Thursday, February 19, 2009

Merchant Funding: The 411 on No Collateral, No Loan Financing

Merchant funding is ideal for the start-up or expanding business looking to get a foothold in a credit-tight economy. Perhaps the best part is that this form of financing places no restrictions on how you can use the money.

What is Merchant Funding?
According to Merchant Advisors, merchant funding is a cash advance paid to you based on your future credit card sales. Merchant funding businesses examine your past sales and will forward you a percentage of those sales. Keep in mind that this is not a loan. There is no money to be paid back. The money you’re getting is a portion of the money you’ll earn in the future

A Wealth of Benefits
Platinum Funding Group reveals a host of unique benefits that merchant funding offers business looking to secure financing.
  • Enjoy Discounts. Both volume and early payment discounts
  • Unencumbered Growth.
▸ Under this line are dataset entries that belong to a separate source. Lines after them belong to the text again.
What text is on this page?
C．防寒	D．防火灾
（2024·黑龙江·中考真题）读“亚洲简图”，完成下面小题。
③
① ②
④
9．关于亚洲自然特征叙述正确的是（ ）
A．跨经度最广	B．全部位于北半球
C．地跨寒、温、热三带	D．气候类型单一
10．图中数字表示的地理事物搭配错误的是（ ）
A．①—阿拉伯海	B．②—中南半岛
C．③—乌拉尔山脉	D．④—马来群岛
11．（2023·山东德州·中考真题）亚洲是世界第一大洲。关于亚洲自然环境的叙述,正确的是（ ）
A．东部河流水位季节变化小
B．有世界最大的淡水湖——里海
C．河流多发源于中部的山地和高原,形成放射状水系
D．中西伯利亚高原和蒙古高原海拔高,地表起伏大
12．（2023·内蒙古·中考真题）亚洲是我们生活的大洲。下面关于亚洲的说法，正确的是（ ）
Purchase additional inventory with more working capital
  • Financial Growth. Reduce bad debt and improve credit rating
  • Stress-free Outsourcing. Accounts receivable management, credit checking and collections
  • Immediate Publicity. Increase advertising and marketing efforts
  • Improve Offerings. Such as extended credit term
  • Remain Solid. Keep fixed assets unencumbered
  • Retaining Equity and Ownership. Leave the balance sheet unchanged
  • Unrestricted Operations. Meet increased sales demands restrictions of conventional credit
No Collateral is a Good Thing
Vendorseek discusses the benefits of merchant funding as opposed to a traditional loan. In their example, a business owner that puts his or her house up for collateral is in danger of losing it if they’re unable to meet minimum payments on the loan.